In honour of World Tuberculosis Day, we have a guest blog from Rebecca Cessford. Rebecca is a PhD researcher with the AHRC funded Heritage Consortium based at the Universities of Hull and Bradford. She will be using the Stannington Sanatorium Collection to study tuberculosis in the past using the archaeology of human remains and medical history. Here she tells us about her research and the role of the Stannington Collection in it.

 

When we think of tuberculosis (TB), images are conjured of a romantic disease causing a bloody cough, a pale complexion and weight-loss, the romanticised disease of the 19th century. What we do not think of is TB roaming the streets today. But tuberculosis is still a great threat, with over a million people dying of the disease each year and over 6,500 new cases declared in the UK during 2014. With increasing multidrug resistant strains of tuberculosis, is it possible to look back at a time before antibiotic drug therapy to better understand the future of this global emergency?

Early Discovery, Early Recovery 1929. Image from the National Library of Medicine, USA
Early Discovery, Early Recovery 1929. Image from the National Library of Medicine, USA

 

Tuberculosis is a disease that extends as far back as the Neolithic period in Europe, with the earliest case reported in England coming from Dorset dating to the Iron Age.
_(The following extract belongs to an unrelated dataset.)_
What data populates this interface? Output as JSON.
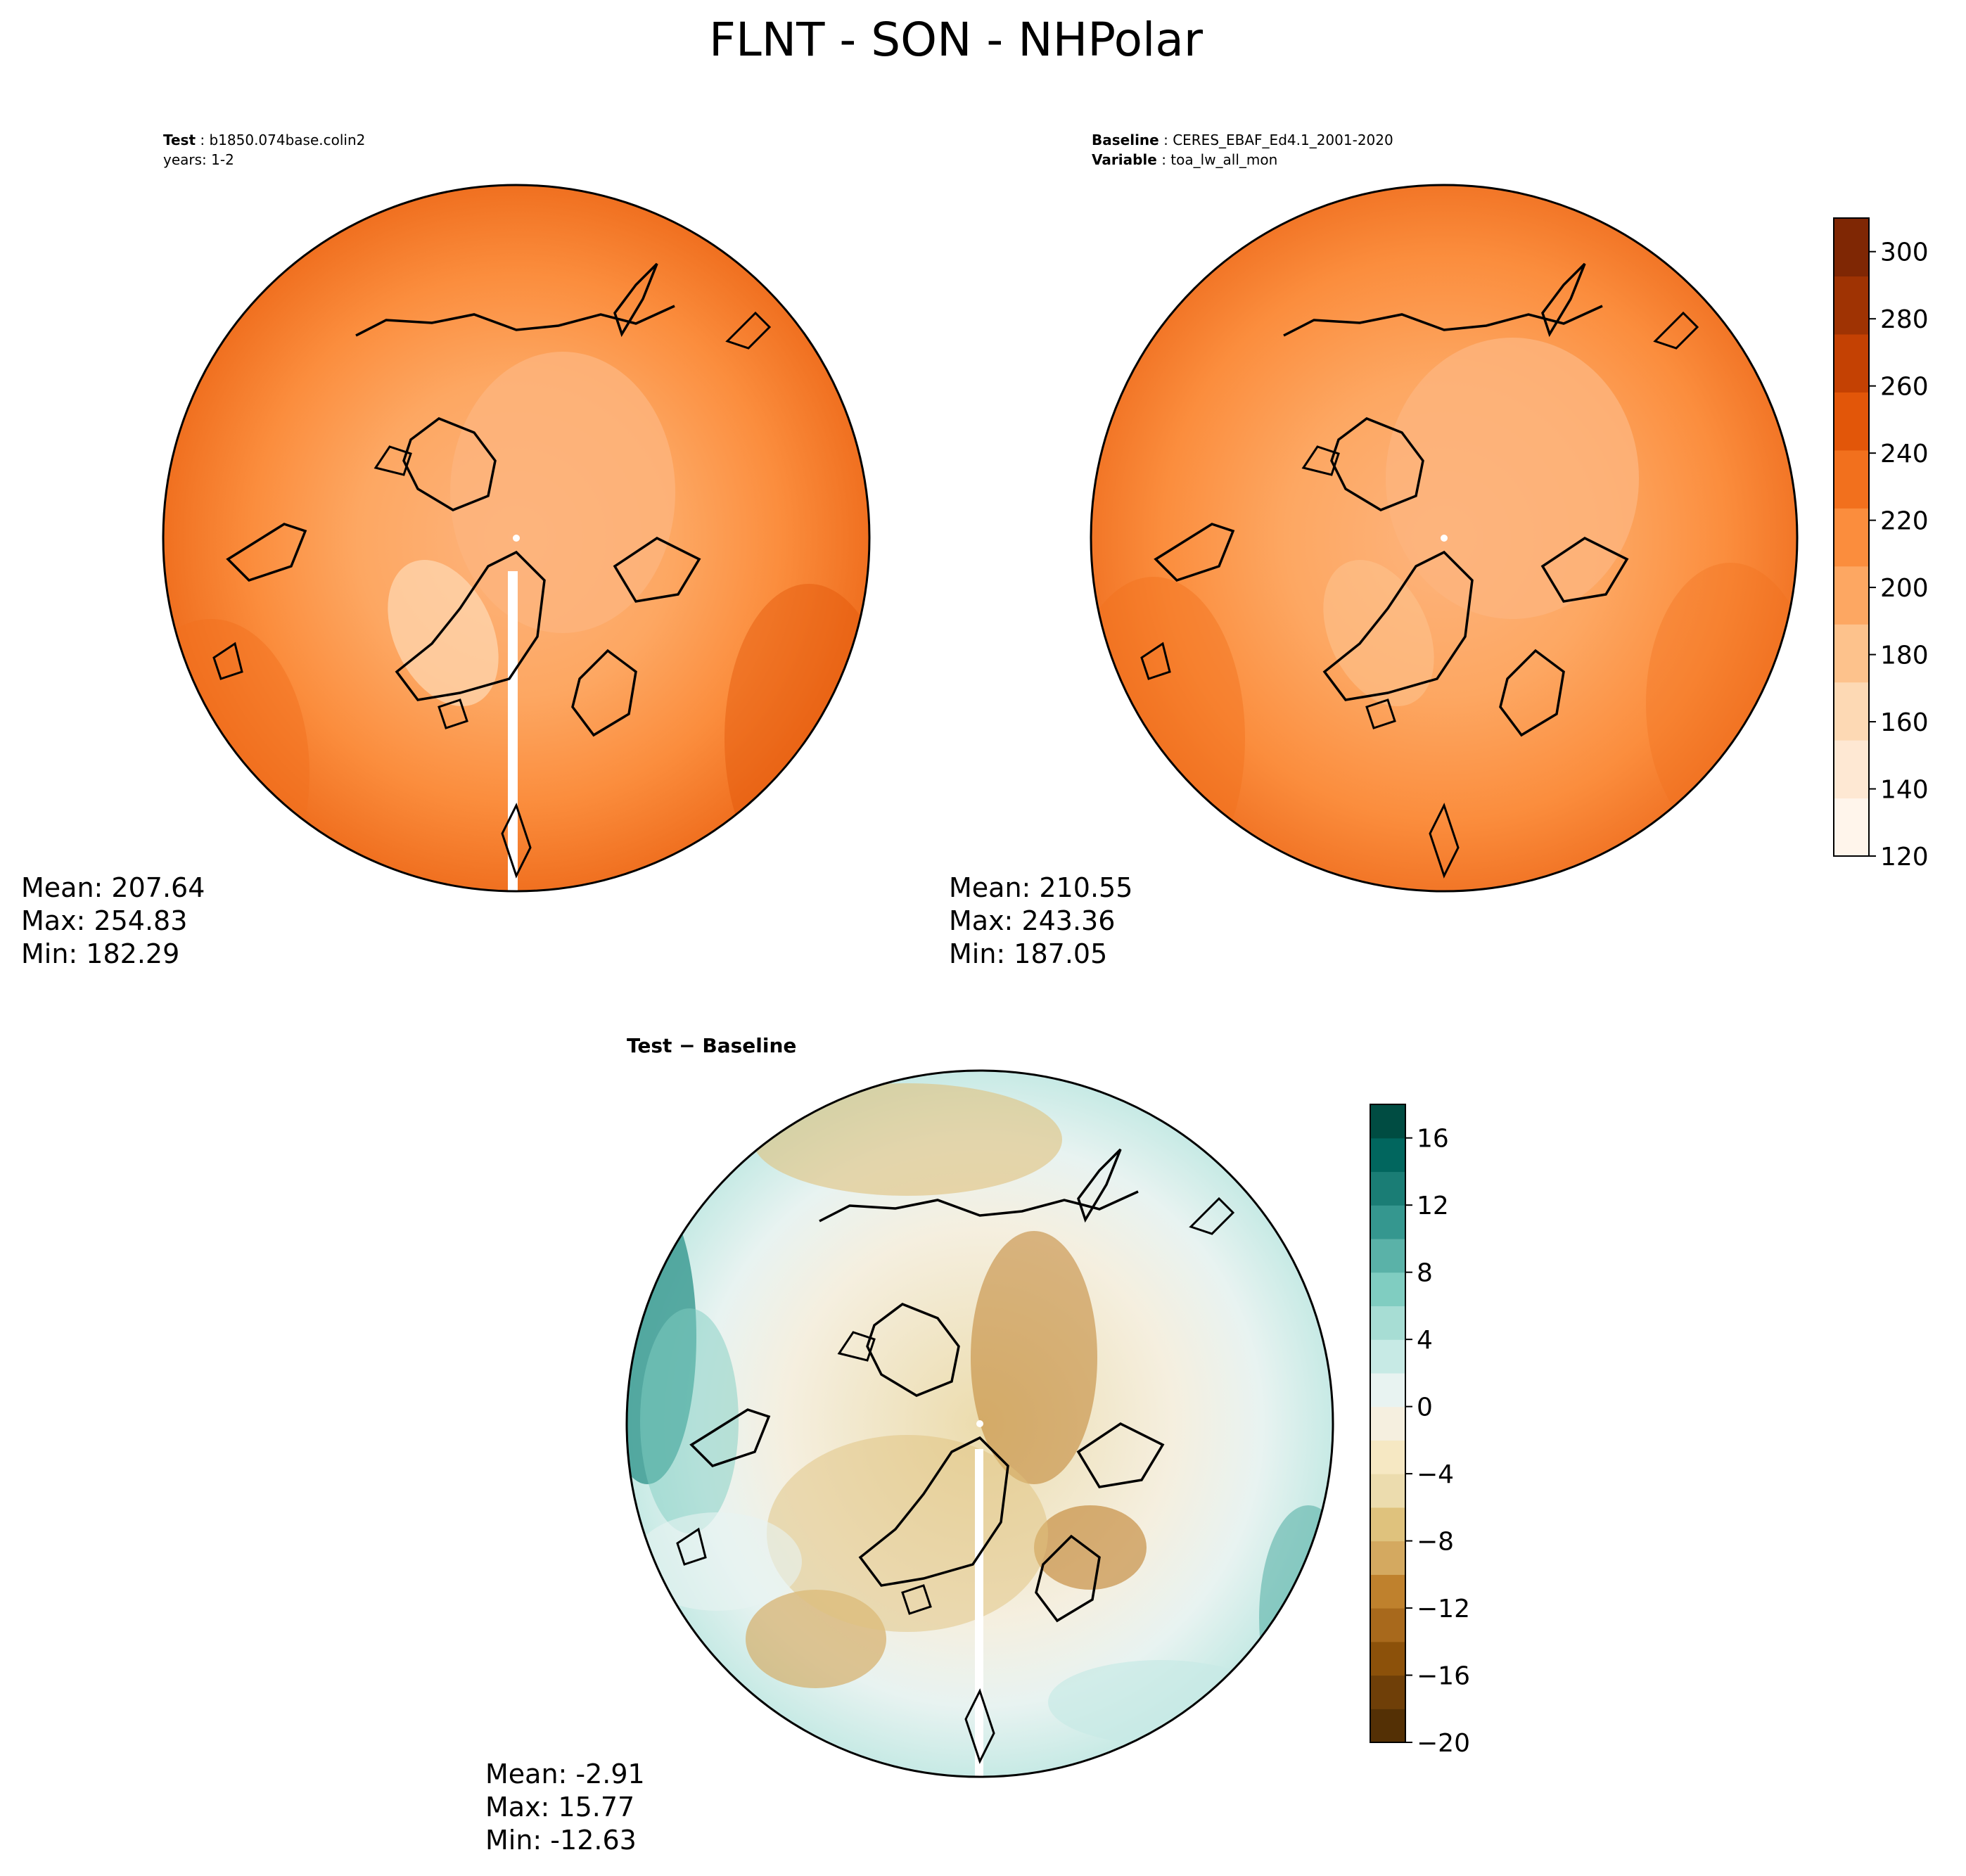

However, our ability to identify tuberculosis in skeletal remains from archaeological contexts is difficult. Firstly, tuberculosis of the bones and joints only affects 3-5% of all cases. Secondly, bone can only react to disease in a limited number of ways with many diseases causing similar bony destruction and remodelling. There are also problems identifying tuberculosis in the remains of children, due mainly to the under-representation of children in the archaeological record.
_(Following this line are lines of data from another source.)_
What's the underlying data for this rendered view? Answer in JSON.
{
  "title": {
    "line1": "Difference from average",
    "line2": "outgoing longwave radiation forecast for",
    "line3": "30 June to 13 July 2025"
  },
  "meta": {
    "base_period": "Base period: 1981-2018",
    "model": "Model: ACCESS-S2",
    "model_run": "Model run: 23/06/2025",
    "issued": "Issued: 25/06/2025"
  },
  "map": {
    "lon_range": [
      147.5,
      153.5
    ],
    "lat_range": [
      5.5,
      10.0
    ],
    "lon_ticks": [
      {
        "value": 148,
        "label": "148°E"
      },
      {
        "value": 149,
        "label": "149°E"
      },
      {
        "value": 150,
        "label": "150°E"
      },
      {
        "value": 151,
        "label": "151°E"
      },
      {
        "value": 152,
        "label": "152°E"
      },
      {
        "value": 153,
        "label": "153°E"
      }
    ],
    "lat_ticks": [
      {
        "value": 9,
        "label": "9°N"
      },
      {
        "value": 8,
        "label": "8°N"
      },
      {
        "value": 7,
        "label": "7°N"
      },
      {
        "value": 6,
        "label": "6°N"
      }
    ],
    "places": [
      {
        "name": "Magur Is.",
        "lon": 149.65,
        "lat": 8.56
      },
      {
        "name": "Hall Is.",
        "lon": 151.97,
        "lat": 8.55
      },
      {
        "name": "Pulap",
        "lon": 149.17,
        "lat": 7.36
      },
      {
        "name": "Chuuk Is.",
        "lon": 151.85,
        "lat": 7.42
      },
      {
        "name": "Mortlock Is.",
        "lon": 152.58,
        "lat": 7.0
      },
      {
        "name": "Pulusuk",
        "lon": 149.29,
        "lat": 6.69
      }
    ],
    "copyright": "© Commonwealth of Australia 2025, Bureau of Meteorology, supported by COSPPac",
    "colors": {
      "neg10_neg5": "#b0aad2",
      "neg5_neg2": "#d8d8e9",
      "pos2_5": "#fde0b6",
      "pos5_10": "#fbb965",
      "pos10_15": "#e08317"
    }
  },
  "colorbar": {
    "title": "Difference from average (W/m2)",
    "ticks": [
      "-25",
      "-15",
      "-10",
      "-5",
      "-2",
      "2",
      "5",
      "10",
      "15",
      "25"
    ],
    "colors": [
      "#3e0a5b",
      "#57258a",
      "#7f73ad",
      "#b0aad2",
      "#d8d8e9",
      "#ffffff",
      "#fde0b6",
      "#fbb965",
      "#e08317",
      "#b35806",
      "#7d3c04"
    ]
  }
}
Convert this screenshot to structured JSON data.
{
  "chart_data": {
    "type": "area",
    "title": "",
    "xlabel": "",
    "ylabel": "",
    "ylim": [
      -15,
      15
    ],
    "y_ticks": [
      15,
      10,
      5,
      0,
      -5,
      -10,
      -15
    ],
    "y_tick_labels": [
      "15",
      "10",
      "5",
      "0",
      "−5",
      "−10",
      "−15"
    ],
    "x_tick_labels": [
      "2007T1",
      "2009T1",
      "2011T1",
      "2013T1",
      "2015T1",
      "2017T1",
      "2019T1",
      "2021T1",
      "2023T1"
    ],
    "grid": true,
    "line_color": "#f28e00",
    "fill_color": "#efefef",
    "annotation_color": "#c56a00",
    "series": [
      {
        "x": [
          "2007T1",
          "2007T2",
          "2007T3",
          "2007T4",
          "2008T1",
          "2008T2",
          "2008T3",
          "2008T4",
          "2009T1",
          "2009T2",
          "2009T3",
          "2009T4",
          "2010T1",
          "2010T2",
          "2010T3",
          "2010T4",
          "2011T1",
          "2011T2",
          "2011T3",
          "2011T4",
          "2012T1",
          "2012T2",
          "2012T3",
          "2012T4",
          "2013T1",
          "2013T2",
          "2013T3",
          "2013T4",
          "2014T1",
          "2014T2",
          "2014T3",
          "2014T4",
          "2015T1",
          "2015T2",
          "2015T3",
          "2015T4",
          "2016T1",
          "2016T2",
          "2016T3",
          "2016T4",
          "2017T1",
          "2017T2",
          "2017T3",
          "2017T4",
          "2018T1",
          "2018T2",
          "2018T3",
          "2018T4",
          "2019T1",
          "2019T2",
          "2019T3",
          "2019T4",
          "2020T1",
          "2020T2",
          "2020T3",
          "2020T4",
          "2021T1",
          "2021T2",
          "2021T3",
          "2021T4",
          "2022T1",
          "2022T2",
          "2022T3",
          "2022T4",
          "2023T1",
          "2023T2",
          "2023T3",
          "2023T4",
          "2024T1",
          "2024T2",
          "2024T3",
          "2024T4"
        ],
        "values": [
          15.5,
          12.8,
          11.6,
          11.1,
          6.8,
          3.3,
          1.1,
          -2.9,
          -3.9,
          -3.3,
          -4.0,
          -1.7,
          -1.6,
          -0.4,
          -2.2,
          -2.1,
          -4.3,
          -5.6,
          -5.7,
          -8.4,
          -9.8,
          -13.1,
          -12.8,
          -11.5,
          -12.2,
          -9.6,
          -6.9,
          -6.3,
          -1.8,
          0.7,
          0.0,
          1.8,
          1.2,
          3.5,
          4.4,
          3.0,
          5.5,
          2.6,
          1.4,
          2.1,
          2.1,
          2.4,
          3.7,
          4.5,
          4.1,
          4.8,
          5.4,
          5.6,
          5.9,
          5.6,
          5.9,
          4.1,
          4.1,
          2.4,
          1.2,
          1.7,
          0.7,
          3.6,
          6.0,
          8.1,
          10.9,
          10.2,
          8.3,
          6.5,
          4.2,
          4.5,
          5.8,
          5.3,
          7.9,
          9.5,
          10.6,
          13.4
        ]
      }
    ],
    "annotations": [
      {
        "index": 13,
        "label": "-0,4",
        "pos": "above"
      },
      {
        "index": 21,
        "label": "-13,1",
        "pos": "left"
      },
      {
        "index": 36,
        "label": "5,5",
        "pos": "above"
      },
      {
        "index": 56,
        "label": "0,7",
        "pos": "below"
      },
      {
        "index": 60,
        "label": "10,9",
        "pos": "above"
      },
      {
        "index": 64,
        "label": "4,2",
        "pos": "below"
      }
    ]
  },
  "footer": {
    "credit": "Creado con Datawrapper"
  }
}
The most characteristic feature of tuberculosis in the skeleton is Pott’s Spine, an angular deformity in the mid to lower spinal column caused by the collapse of one or more vertebral bodies. The presence of this deformity has, for many years, been the only way of diagnosing tuberculosis in human remains with any certainty, despite the fact that any bone in the body can be affected. Advances in ancient DNA and biomolecular studies in archaeology mean tuberculosis can be tested for, even in the absence of any physical pathologies. However, these destructive and costly procedures are not without their limitations, still leaving much reliance on routine macroscopic observations (seen with the naked eye) of dry bone remains.
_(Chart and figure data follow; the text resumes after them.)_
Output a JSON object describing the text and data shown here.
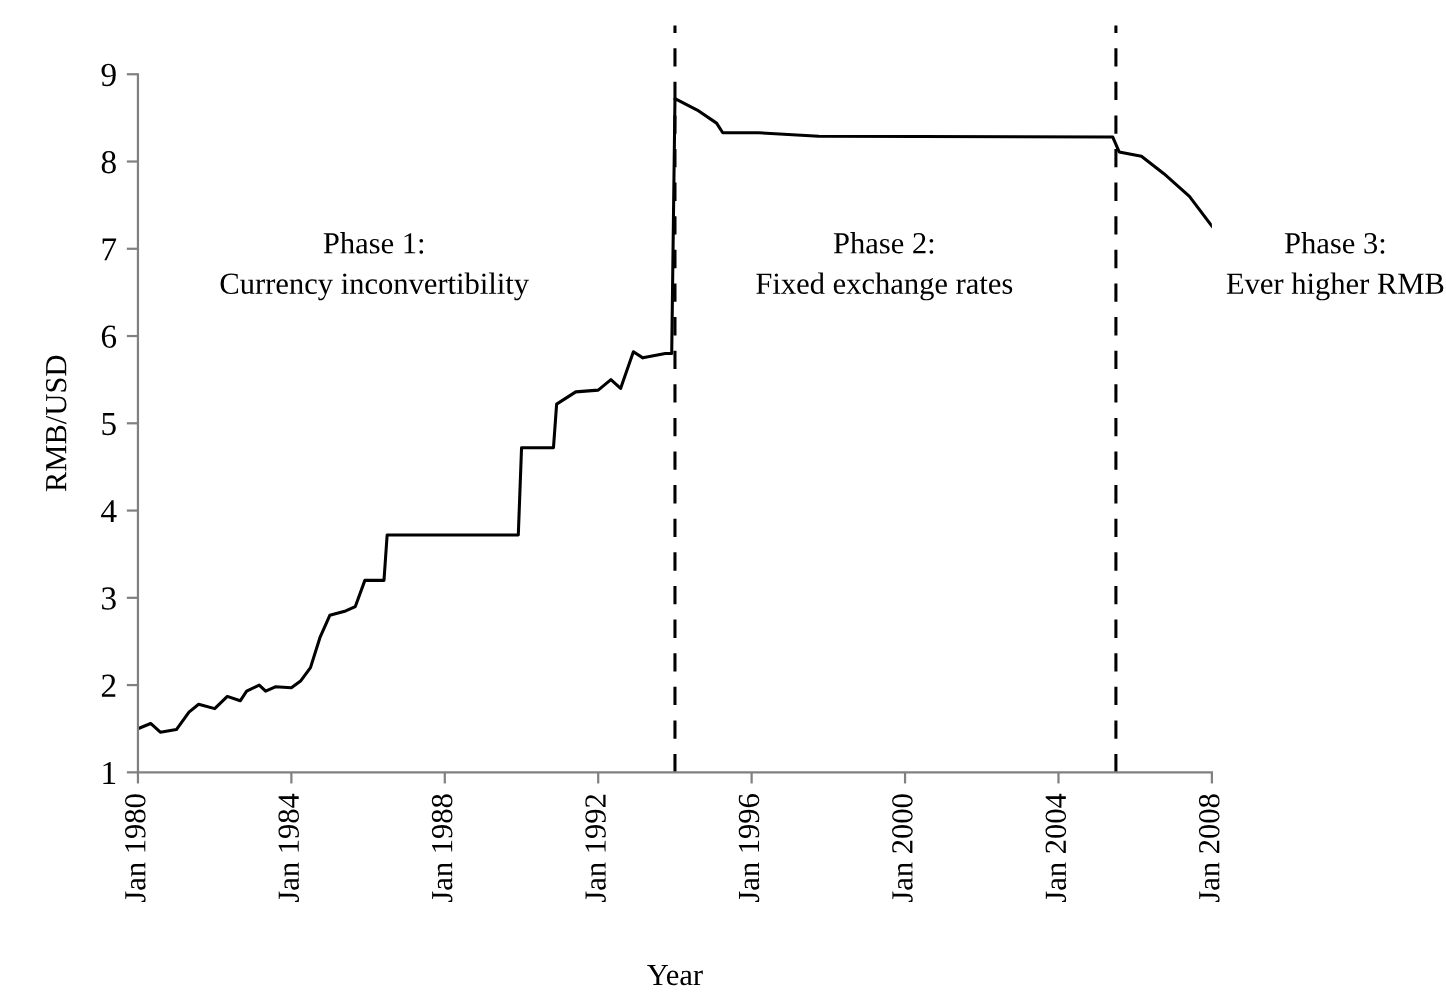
{
  "chart_data": {
    "type": "line",
    "xlabel": "Year",
    "ylabel": "RMB/USD",
    "x": [
      "1980-01",
      "1980-05",
      "1980-08",
      "1981-01",
      "1981-05",
      "1981-08",
      "1982-01",
      "1982-05",
      "1982-09",
      "1982-11",
      "1983-03",
      "1983-05",
      "1983-08",
      "1984-01",
      "1984-04",
      "1984-07",
      "1984-10",
      "1985-01",
      "1985-06",
      "1985-09",
      "1985-12",
      "1986-06",
      "1986-07",
      "1989-12",
      "1990-01",
      "1990-11",
      "1990-12",
      "1991-06",
      "1992-01",
      "1992-05",
      "1992-08",
      "1992-12",
      "1993-03",
      "1993-10",
      "1993-12",
      "1994-01",
      "1994-08",
      "1995-02",
      "1995-04",
      "1996-03",
      "1997-10",
      "2005-06",
      "2005-08",
      "2006-03",
      "2006-10",
      "2007-06",
      "2008-01"
    ],
    "series": [
      {
        "color": "#000000",
        "values": [
          1.5,
          1.56,
          1.46,
          1.49,
          1.69,
          1.78,
          1.73,
          1.87,
          1.82,
          1.93,
          2.0,
          1.93,
          1.98,
          1.97,
          2.05,
          2.2,
          2.55,
          2.8,
          2.85,
          2.9,
          3.2,
          3.2,
          3.72,
          3.72,
          4.72,
          4.72,
          5.22,
          5.36,
          5.38,
          5.5,
          5.4,
          5.82,
          5.75,
          5.8,
          5.8,
          8.72,
          8.59,
          8.44,
          8.33,
          8.33,
          8.29,
          8.28,
          8.11,
          8.06,
          7.86,
          7.6,
          7.26
        ]
      }
    ],
    "xlim": [
      "1980-01",
      "2008-01"
    ],
    "xticks": [
      {
        "value": "1980-01",
        "label": "Jan 1980"
      },
      {
        "value": "1984-01",
        "label": "Jan 1984"
      },
      {
        "value": "1988-01",
        "label": "Jan 1988"
      },
      {
        "value": "1992-01",
        "label": "Jan 1992"
      },
      {
        "value": "1996-01",
        "label": "Jan 1996"
      },
      {
        "value": "2000-01",
        "label": "Jan 2000"
      },
      {
        "value": "2004-01",
        "label": "Jan 2004"
      },
      {
        "value": "2008-01",
        "label": "Jan 2008"
      }
    ],
    "ylim": [
      1,
      9
    ],
    "yticks": [
      1,
      2,
      3,
      4,
      5,
      6,
      7,
      8,
      9
    ],
    "ref_lines": [
      {
        "axis": "x",
        "value": "1994-01",
        "line_style": "dashed",
        "color": "#000000"
      },
      {
        "axis": "x",
        "value": "2005-07",
        "line_style": "dashed",
        "color": "#000000"
      }
    ],
    "annotations": [
      "Phase 1:\nCurrency inconvertibility",
      "Phase 2:\nFixed exchange rates",
      "Phase 3:\nEver higher RMB"
    ],
    "grid": false,
    "legend": false,
    "marker": "none",
    "line_style": "solid"
  }
}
Pott's Spine the main diagnostic feature of tuberculosis in skeletal remains. Image courtesy of https://www.dur.ac.uk/images/archaeology/researchprojects/Roberts_TB.jpg
Pott’s Spine – characteristic collapse of the vertebral bodies causing an angular deformity of the spine due to tuberculosis. Image from University of Durham.

 

My research aims to look at the potential for using pre-antibiotic clinical radiographs (x- rays) as an aid to the macroscopic identification of tuberculosis in human remains, focussing specifically on infants and children. To do this, I intend to undertake a thorough examination of all the radiographs demonstrating skeletal tuberculosis to look at variations in progression of disease over time; the outcomes of healing on bones and the distribution of tuberculosis across the body where more than one bone was involved. In addition to this I will look at the corresponding medical file for each set of radiographs drawing on details outlined in the medical notes and x-ray reports to add to my own observations from the radiographs for an informed review of the underlying processes to bone and soft tissue being observed. It is hoped that the compilation of this data will provide a more detailed understanding of the processes involved in advancing tuberculous infection with comparative examples from pre-antibiotic radiographs. This strives to increase the ability to diagnose tuberculosis in archaeological remains even in the absence of Pott’s Spine.

 

Tuberculosis of the Knee: HOSP-STAN-07-01-02-91_09
Tuberculosis of the Knee: HOSP-STAN-07-01-02-91_09
Tuberculosis of the Spine - HOSP-STAN-07-01-02-1662-22
Tuberculosis of the Spine – HOSP-STAN-07-01-02-1662-22
Tuberculosis affecting the finger bones: HOSP-STAN-07-01-02-641_07
Tuberculosis affecting the finger bones: HOSP-STAN-07-01-02-641_07

 

 

 

 

 

 

 

 

 

By studying the patterns of tuberculosis in the past we are better informed when it comes to dealing with the disease in the present and in the future. To be able to offer an evidence-based and informed approach to tackling tuberculosis we need better criteria for diagnosing it macroscopically in archaeological human remains, to get a more encompassing view of the various manifestations associated with it. The outcomes of my research will aim to act as an aid to the identification and study of tuberculosis in children in relation to archaeological remains further identifying the worth of pre-antibiotic medical records.

The Stannington Collection is a unique resource for studying this long standing infectious disease in children from the early to mid-20th century, many of which are still alive today living with the memories and/or side effects of the disease. I would also like to take this opportunity to thank the former patients of Stannington Sanatorium who expressed support for academic research to be undertaken on the collection during the first phase of the Stannington Sanatorium Project; their support makes research all the more worthwhile.